Перед глазами Идмас вставали картины одна ужасней другой. Она ругала себя за медлительность, робость, нерешительность. Бушевала. Плакала… О муже, о детях она и думать забыла. Бросив на попечение горбуньи Халисы приехавшего в гости отца, она побежала к Шамсие. Влетев в дверь, она кинулась ей на шею и зарыдала.
Перепугавшаяся насмерть Шамсия, узнав причину истерики, сухо отрезала:
– Не строй из себя дурочку, Идмас.
Идмас с ужасом взглянула на неё. Этот старый Зонтик, эта откормленная на убой индюшка смеет так говорить с ней. Издевается над её чувствами. Может, мечтает ещё и Азата отнять у неё, ведьма!
Идмас готова была в ту минуту вцепиться в ярко-жёлтые, как крылья попугая, крашеные локоны подруги. Глаза её метали искры. Ноздри трепетали. Она задыхалась от ярости. А Шамсия спокойно стояла против неё, продолжая насмешливо кривить рот. Её взгляд как бы говорил Идмас: «Что, не обошлась без меня? Прибежала-таки! Мне ведь всё известно, все сплетни на мой счёт. Ну да я на тебя не сержусь. Дивлюсь только твоей глупости. Кого убедили эти нелепые сплетни? Ну, дала пищу языкам, да надолго ли? Давно всё стихло. Не поверили… А я вот припасла такое – сразу свалит с ног и тебя и Назирова. Но пока держу про себя. Не пригодилось бы для дела покрупнее…»
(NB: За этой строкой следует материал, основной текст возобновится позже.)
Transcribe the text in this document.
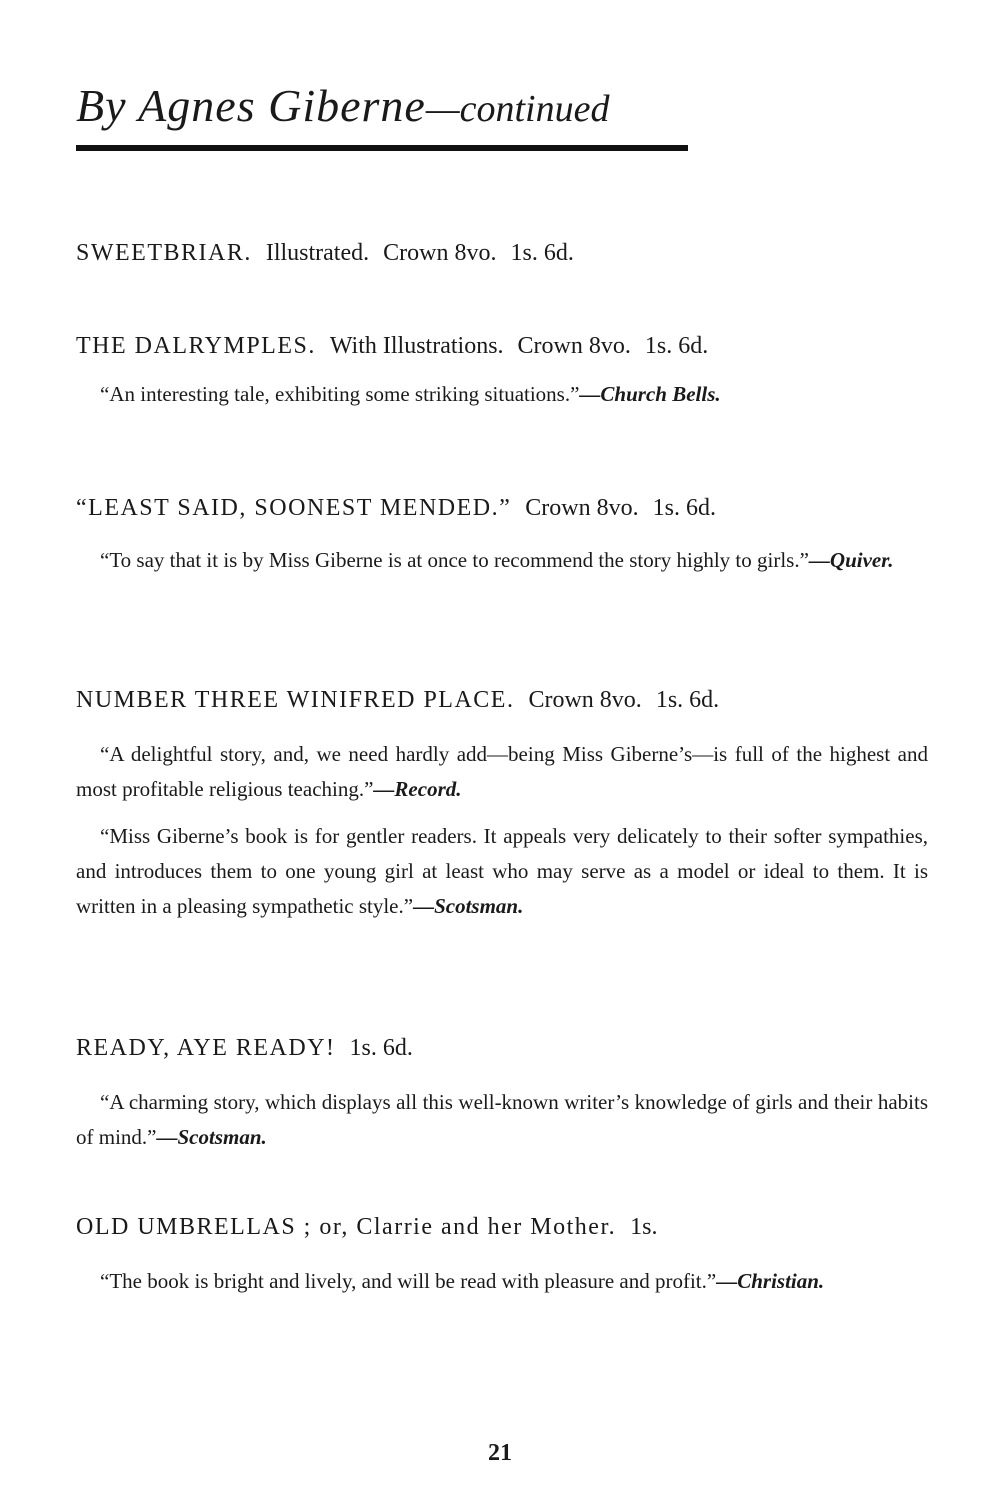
By Agnes Giberne—continued
SWEETBRIAR. Illustrated. Crown 8vo. 1s. 6d.
THE DALRYMPLES. With Illustrations. Crown 8vo. 1s. 6d.
“An interesting tale, exhibiting some striking situations.”—Church Bells.
“LEAST SAID, SOONEST MENDED.” Crown 8vo. 1s. 6d.
“To say that it is by Miss Giberne is at once to recommend the story highly to girls.”—Quiver.
NUMBER THREE WINIFRED PLACE. Crown 8vo. 1s. 6d.
“A delightful story, and, we need hardly add—being Miss Giberne’s—is full of the highest and most profitable religious teaching.”—Record.
“Miss Giberne’s book is for gentler readers. It appeals very delicately to their softer sympathies, and introduces them to one young girl at least who may serve as a model or ideal to them. It is written in a pleasing sympathetic style.”—Scotsman.
READY, AYE READY! 1s. 6d.
“A charming story, which displays all this well-known writer’s knowledge of girls and their habits of mind.”—Scotsman.
OLD UMBRELLAS ; or, Clarrie and her Mother. 1s.
“The book is bright and lively, and will be read with pleasure and profit.”—Christian.
21
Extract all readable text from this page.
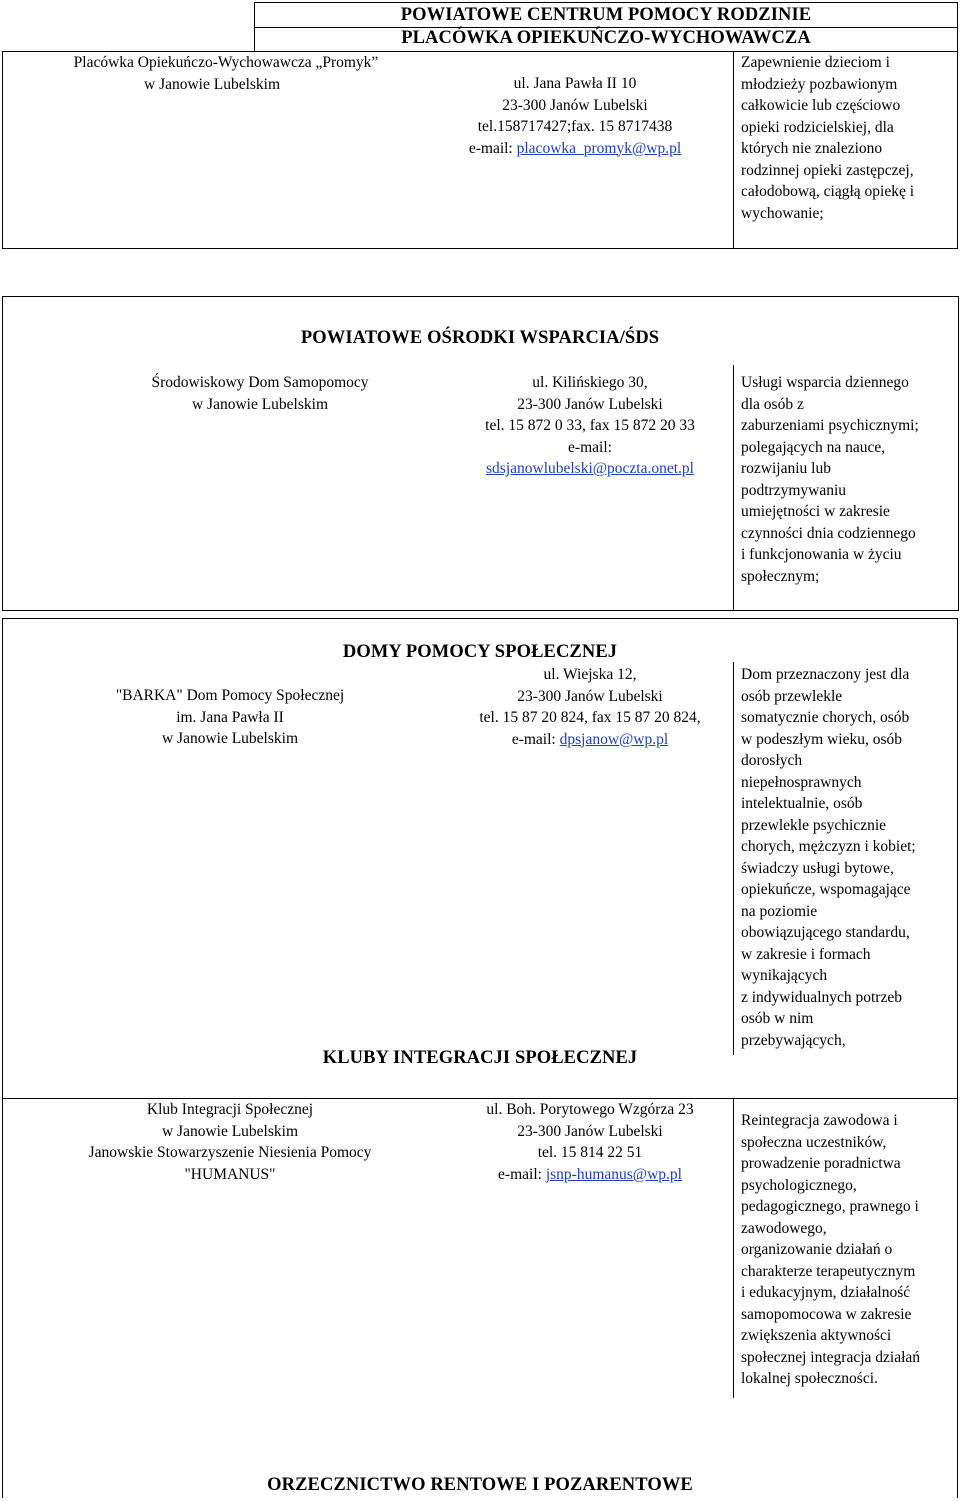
POWIATOWE CENTRUM POMOCY RODZINIE
PLACÓWKA OPIEKUŃCZO-WYCHOWAWCZA
Placówka Opiekuńczo-Wychowawcza „Promyk”
w Janowie Lubelskim	ul. Jana Pawła II 10
23-300 Janów Lubelski
tel.158717427;fax. 15 8717438
e-mail: placowka_promyk@wp.pl
Zapewnienie dzieciom i
młodzieży pozbawionym
całkowicie lub częściowo
opieki rodzicielskiej, dla
których nie znaleziono
rodzinnej opieki zastępczej,
całodobową, ciągłą opiekę i
wychowanie;
POWIATOWE OŚRODKI WSPARCIA/ŚDS
Środowiskowy Dom Samopomocy
w Janowie Lubelskim
ul. Kilińskiego 30,
23-300 Janów Lubelski
tel. 15 872 0 33, fax 15 872 20 33
e-mail:
sdsjanowlubelski@poczta.onet.pl
Usługi wsparcia dziennego
dla osób z
zaburzeniami psychicznymi;
polegających na nauce,
rozwijaniu lub
podtrzymywaniu
umiejętności w zakresie
czynności dnia codziennego
i funkcjonowania w życiu
społecznym;
DOMY POMOCY SPOŁECZNEJ
"BARKA" Dom Pomocy Społecznej
im. Jana Pawła II
w Janowie Lubelskim
ul. Wiejska 12,
23-300 Janów Lubelski
tel. 15 87 20 824, fax 15 87 20 824,
e-mail: dpsjanow@wp.pl
Dom przeznaczony jest dla
osób przewlekle
somatycznie chorych, osób
w podeszłym wieku, osób
dorosłych
niepełnosprawnych
intelektualnie, osób
przewlekle psychicznie
chorych, mężczyzn i kobiet;
świadczy usługi bytowe,
opiekuńcze, wspomagające
na poziomie
obowiązującego standardu,
w zakresie i formach
wynikających
z indywidualnych potrzeb
osób w nim
przebywających,
KLUBY INTEGRACJI SPOŁECZNEJ
Klub Integracji Społecznej
w Janowie Lubelskim
Janowskie Stowarzyszenie Niesienia Pomocy
"HUMANUS"
ul. Boh. Porytowego Wzgórza 23
23-300 Janów Lubelski
tel. 15 814 22 51
e-mail: jsnp-humanus@wp.pl
Reintegracja zawodowa i
społeczna uczestników,
prowadzenie poradnictwa
psychologicznego,
pedagogicznego, prawnego i
zawodowego,
organizowanie działań o
charakterze terapeutycznym
i edukacyjnym, działalność
samopomocowa w zakresie
zwiększenia aktywności
społecznej integracja działań
lokalnej społeczności.
ORZECZNICTWO RENTOWE I POZARENTOWE
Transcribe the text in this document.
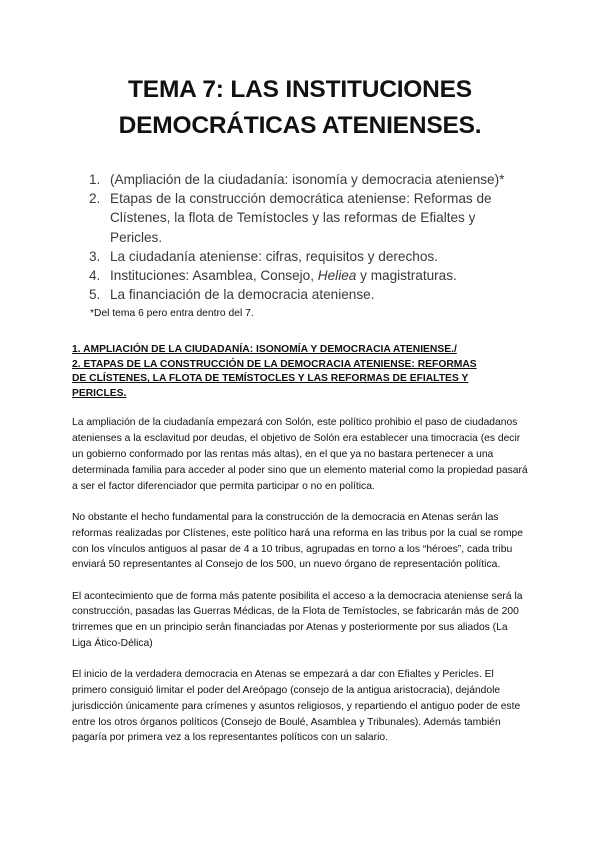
TEMA 7: LAS INSTITUCIONES
DEMOCRÁTICAS ATENIENSES.
1. (Ampliación de la ciudadanía: isonomía y democracia ateniense)*
2. Etapas de la construcción democrática ateniense: Reformas de Clístenes, la flota de Temístocles y las reformas de Efialtes y Pericles.
3. La ciudadanía ateniense: cifras, requisitos y derechos.
4. Instituciones: Asamblea, Consejo, Heliea y magistraturas.
5. La financiación de la democracia ateniense.

*Del tema 6 pero entra dentro del 7.

1. AMPLIACIÓN DE LA CIUDADANÍA: ISONOMÍA Y DEMOCRACIA ATENIENSE./
2. ETAPAS DE LA CONSTRUCCIÓN DE LA DEMOCRACIA ATENIENSE: REFORMAS
DE CLÍSTENES, LA FLOTA DE TEMÍSTOCLES Y LAS REFORMAS DE EFIALTES Y
PERICLES.

La ampliación de la ciudadanía empezará con Solón, este político prohibio el paso de ciudadanos atenienses a la esclavitud por deudas, el objetivo de Solón era establecer una timocracia (es decir un gobierno conformado por las rentas más altas), en el que ya no bastara pertenecer a una determinada familia para acceder al poder sino que un elemento material como la propiedad pasará a ser el factor diferenciador que permita participar o no en política.

No obstante el hecho fundamental para la construcción de la democracia en Atenas serán las reformas realizadas por Clístenes, este político hará una reforma en las tribus por la cual se rompe con los vínculos antiguos al pasar de 4 a 10 tribus, agrupadas en torno a los “héroes”, cada tribu enviará 50 representantes al Consejo de los 500, un nuevo órgano de representación política.

El acontecimiento que de forma más patente posibilita el acceso a la democracia ateniense será la construcción, pasadas las Guerras Médicas, de la Flota de Temístocles, se fabricarán más de 200 trirremes que en un principio serán financiadas por Atenas y posteriormente por sus aliados (La Liga Ático-Délica)

El inicio de la verdadera democracia en Atenas se empezará a dar con Efialtes y Pericles. El primero consiguió limitar el poder del Areópago (consejo de la antigua aristocracia), dejándole jurisdicción únicamente para crímenes y asuntos religiosos, y repartiendo el antiguo poder de este entre los otros órganos políticos (Consejo de Boulé, Asamblea y Tribunales). Además también pagaría por primera vez a los representantes políticos con un salario.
Идмас, хорошо знавшая, на какое коварство способна Шамсия, чувствуя своё бессилие перед ней, всё больше съёживалась под её холодным взглядом.
– Сулейман горяч, но не так глуп, как ты, – сказала Шамсия ядовито. – Зачем ему стрелять в человека! Разве нет в лесу медведей и волков?
Шамсия прекрасно понимала, что Идмас сама не верит своей выдумке. Дурит просто. Жаждет острых переживаний. Когда на неё нападает такой стих, она в состоянии бог знает чего натворить. Зная эту слабость Идмас, Шамсия решила воспользоваться ею.
– Ну нет, милая, – протянула она с какой-то злобной вкрадчивостью, – ты боишься не того, что убьют Азата, а того, что помирят его с Гульчирой. По-моему, Сулейман уже помирил их. Наверняка!..
– Ах! – вскрикнула Идмас и повалилась на диван. Но через секунду вскочила и, подбежав к Шамсие, бросилась перед ней на колени. – Шамсия-апа, дорогая, что мне делать, научи! – молила она. – Ты ведь можешь. Всю жизнь помнить буду… Вот бриллиантовое колечко, – дрожа, стянула она с пальца кольцо. – На, возьми… Возьми, Шамсия-апа, милая, дорогая! – Нащупав мизинец Шамсии, она пыталась надеть на него кольцо. – Золотые часы свои не пожалею, только сделай Азата моим! Зачем так смотришь на меня? Не веришь?.. Когда же я тебя обманывала, Шамсия-апа, дорогая?..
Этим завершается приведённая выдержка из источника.